Ketika manusia melupakan sumber mulia kehidupan batinnya dan secara tamak sibuk dengan kehidupan dunia dan kemegahannya, seorang Rasul diutus oleh Allah untuk menunjukkan kepada jalan yang telah dilupakan, dan memperingatkan mereka akan ajaran yang telah dilalaikan atau diabaikannya. Tetapi selama jangka waktu yang lama tidak terlihat tanda-tanda dan terdengar firman Allah. Zaman itu menjadi titik nadir (terendah) dalam pemikiran manusia.[1]
Karena banyaknya ramalan tentang kedatangnnya, setiap orang menunggu kedatangan Nabi Muhammad Saw di era kegelapan sejarah manusia, manusia menunggu orang yang akan menghancurkan keingkaran dan kemungkaran serta akan meniupkan kehidupan baru ke dunia ini. Yudaisme dan Kristen, yang aslinya adalah agama samawi (berasal dari Allah), tidak bisa menyangkal. Orang-orang mempelajari kitab-kitab lama tanpa prasangka, khususnya Pendeta Buhairah sedang menunggu kedatangannya.
Berkata Karlil Mengenai Muhammad: “Kelahiran Muhammad adalah merupakan sumber cahaya yang menerangi kegelapan”.[2]
Dan berkata Sir Muyer: ”belum ada usaha perbaikan yang lebih sulit dan lebih jauh jangkaunnya dari pada saat munculnya Muhammad. Tapi kita belum melihat suatu keberhasilan dan perbaikan yang sempurna sebagaimana  yang telah ditinggalakan olehnya saat meninggal Dunia”.[3]
Buzurth berkata: “bahwa sesungguhnya Muhammad adalah mutlak pembangun terbesar tanpa ada pertentangan pendapat”.[4]
Adapun  Muhammad dalam pandangan Umat Islam, adalah seorang pahlawan utama. Sedang menurut pandangan para pemikir dari agama-agama lain dia adalah pembangun umat terbesar, diakui mutlak. Oleh karena itu tidak patut kita berbicara tentang kepahlawanan  tanpa mendahulukan tentang kepahlawanan Muhammad saw.
B. Rumusan Masalah
            Melihat latar belakang di atas  maka dapat dirumuskan beberapa masalah yang akan dibahas, yakni:
1.      Bagaimana riwayat hidup Nabi Muhammad saw.?
2.      Bagaimana kedudukan Nabi Muhammad saw. sebagai pemimpin Agama?
3.      Bagaimana kedudukan Nabi Muhammad saw. sebagai kepala Negara?





BAB II
PEMBAHASAN
A.  Riwayat Hidup Nabi Muhammad saw.
Nabi Muhammad dibesarkan dalam pengawasan Allah swt. karena ayahnya Abdullah telah meninggal sebelum beliau lahir yang berarti beliau harus menaruh semua kepercayaan kepada Allah swt. dan tunduk sepenuhnya kepadaNya.

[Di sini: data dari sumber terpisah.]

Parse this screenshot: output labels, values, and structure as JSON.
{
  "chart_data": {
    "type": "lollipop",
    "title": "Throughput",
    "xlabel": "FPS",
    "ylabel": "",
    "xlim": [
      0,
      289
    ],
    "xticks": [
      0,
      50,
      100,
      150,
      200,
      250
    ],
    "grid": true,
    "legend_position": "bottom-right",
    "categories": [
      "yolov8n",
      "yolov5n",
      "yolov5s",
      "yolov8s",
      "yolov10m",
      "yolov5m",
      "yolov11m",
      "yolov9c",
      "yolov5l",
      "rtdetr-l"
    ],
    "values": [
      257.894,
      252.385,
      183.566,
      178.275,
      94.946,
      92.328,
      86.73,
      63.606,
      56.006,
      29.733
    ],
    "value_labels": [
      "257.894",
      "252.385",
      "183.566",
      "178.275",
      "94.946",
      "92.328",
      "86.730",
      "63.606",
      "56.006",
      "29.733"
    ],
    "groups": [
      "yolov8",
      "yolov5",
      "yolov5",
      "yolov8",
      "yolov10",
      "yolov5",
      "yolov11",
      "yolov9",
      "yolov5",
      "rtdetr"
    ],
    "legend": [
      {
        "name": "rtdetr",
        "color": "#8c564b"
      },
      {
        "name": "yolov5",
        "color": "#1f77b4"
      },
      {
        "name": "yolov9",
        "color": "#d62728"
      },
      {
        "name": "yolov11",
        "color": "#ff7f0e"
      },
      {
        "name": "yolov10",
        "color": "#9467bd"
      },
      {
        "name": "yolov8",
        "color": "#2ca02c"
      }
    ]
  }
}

Suatu saat beliau berjalan ke kuburan ayahnya di Madinah beberapa tahun kemudian, dan beliau menangis dalam hatinya. Saat beliau kembali dan berkata “Aku menangisi ayahku dan memohon agar Allah mengampuninya”. Dengan kematian ayahnya Allah mencabut darinya semua sokongan dan mengarahkannya menuju kesadaran bahwa tidak ada Tuhan yang patut  disembah selain Allah yang tiada sekutu baginya.[5]

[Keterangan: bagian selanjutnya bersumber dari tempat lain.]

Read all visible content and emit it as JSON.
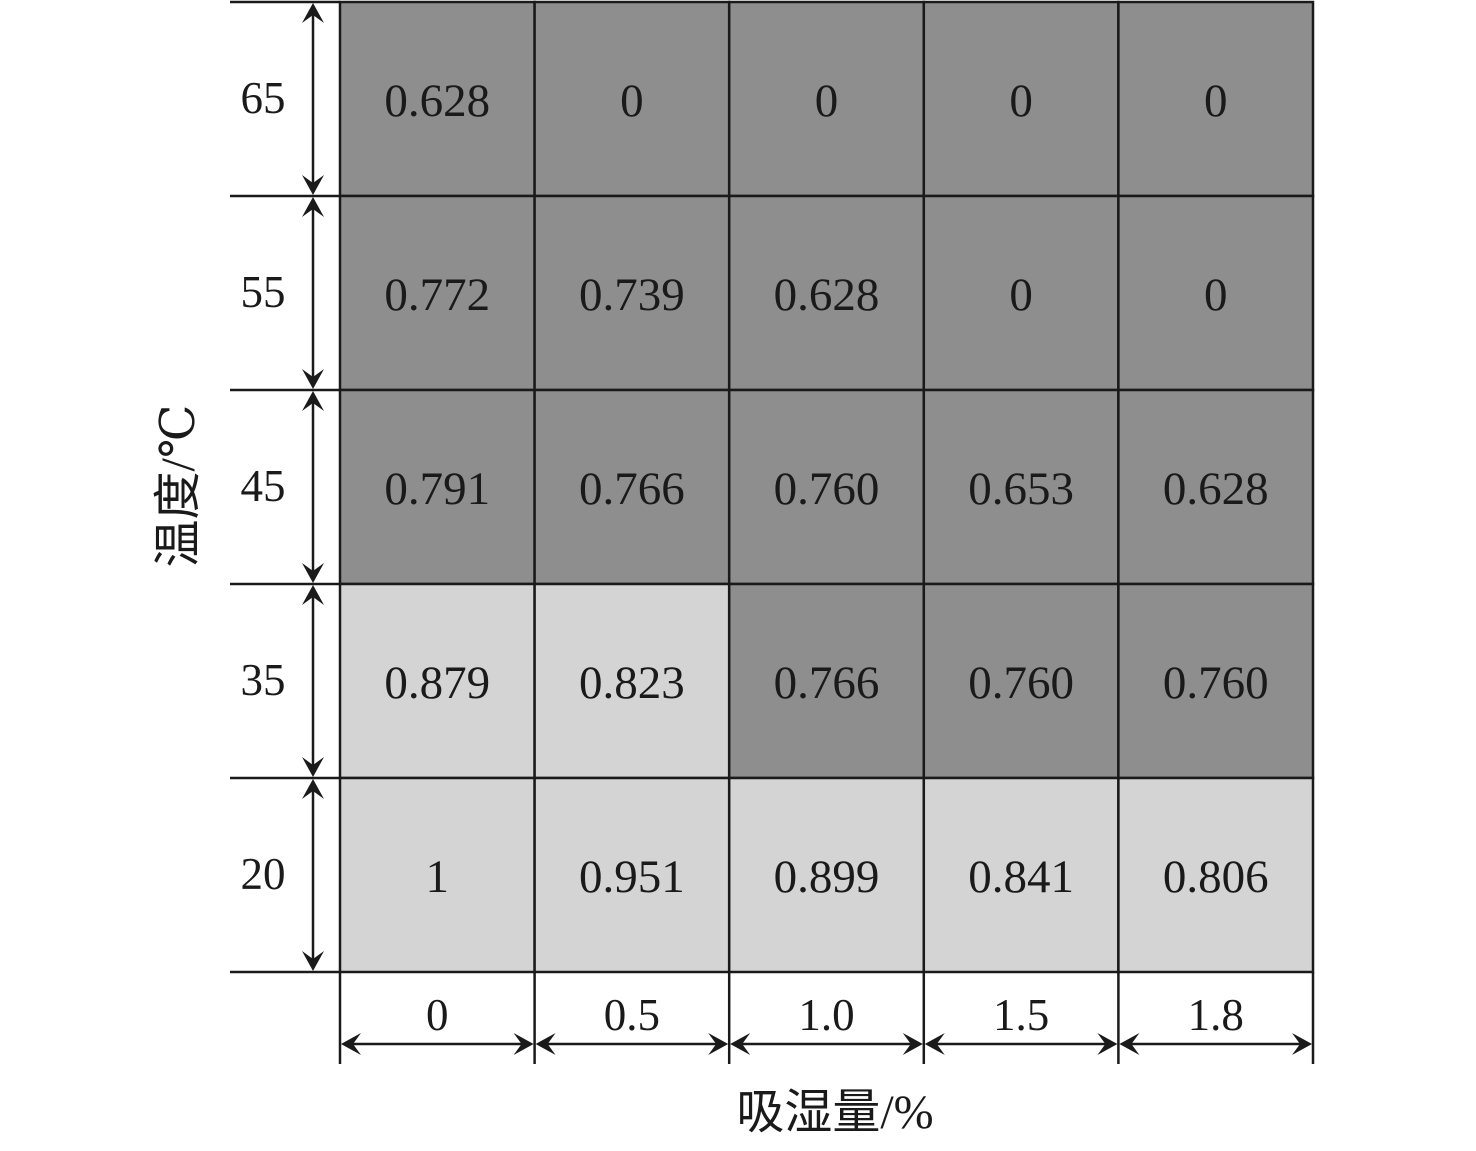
{
  "chart_data": {
    "type": "heatmap",
    "xlabel": "吸湿量/%",
    "ylabel": "温度/℃",
    "x_categories": [
      "0",
      "0.5",
      "1.0",
      "1.5",
      "1.8"
    ],
    "y_categories": [
      "65",
      "55",
      "45",
      "35",
      "20"
    ],
    "values": [
      [
        "0.628",
        "0",
        "0",
        "0",
        "0"
      ],
      [
        "0.772",
        "0.739",
        "0.628",
        "0",
        "0"
      ],
      [
        "0.791",
        "0.766",
        "0.760",
        "0.653",
        "0.628"
      ],
      [
        "0.879",
        "0.823",
        "0.766",
        "0.760",
        "0.760"
      ],
      [
        "1",
        "0.951",
        "0.899",
        "0.841",
        "0.806"
      ]
    ],
    "shade_groups": [
      [
        "dark",
        "dark",
        "dark",
        "dark",
        "dark"
      ],
      [
        "dark",
        "dark",
        "dark",
        "dark",
        "dark"
      ],
      [
        "dark",
        "dark",
        "dark",
        "dark",
        "dark"
      ],
      [
        "light",
        "light",
        "dark",
        "dark",
        "dark"
      ],
      [
        "light",
        "light",
        "light",
        "light",
        "light"
      ]
    ],
    "colors": {
      "dark": "#8f8e8f",
      "light": "#d4d4d4",
      "line": "#1a1a1a"
    }
  }
}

Para ulama dan penulis sirah dan para ahli sejarah sepakat bahwa hari kelahiran Muhammad jatuh pada tanggal 12 Rabiul Awal yang bertepatan pada tanggal 20 april 571 M. Muhammad lahir di mekkah bagian selatan jazirah arab bertepatan dengan tahun gajah .[6] Muhammad adalah anak dari Abdullah bin Abd Muthalib dan ibunya bernama Aminah binti Wahab dari kalangan suku Quraisy dari Bani Hasyim yang terpandang mulia saat itu. Beliau yatim pada saat enam bulan sebelum kelahiran, pada usia ke-6, Muhammad kehilangan ibunya, Aminah binti Wahab karena sakit. Selama dua tahun berikutnya, kebutuhan Muhammad ditanggung dan dicukupi oleh kakeknya dari keluarga ayah, Abd al-muthalib. Ketika berusia delapan tahun, kakeknya meninggal dan Muhammad berikutnya diasuh oleh pamannya Abu Thalib yang tampil sebagai pemuka Bani Hasyim sepeninggal Abdul Muththalib.[7]
Dalam usia muda, Muhammad hidup sebagai penggembala kambing keluarganya dan kambing penduduk kota Mekkah. Melalui kegiatan penggembalaan ini dia menemukan tempat untuk berpikir dan merenung. Dalam suasana demikian, beliau ingin melihat sesuatu dibalik semuanya. Pemikiran dan perenungan membuatnya jauh dari nafsu duniawi sehingga beliau terhindar dari berbagai macam noda yang dapat merusak namanya, karena itu sejak muda beliau dikenal dengan sebutan al-amin, orang yang terpercaya. Ketika Nabi saw. berumur 12 tahun ia mengikuti pamannya (Abu Thalib) pergi ke Syam untuk berdagang, saat di Bushra seorang pendeta nasrani menyadari akan kenabian Muhammad saw sehingga menyuruh muhammad agar kembali ke mekkah dengan alasan keamanan.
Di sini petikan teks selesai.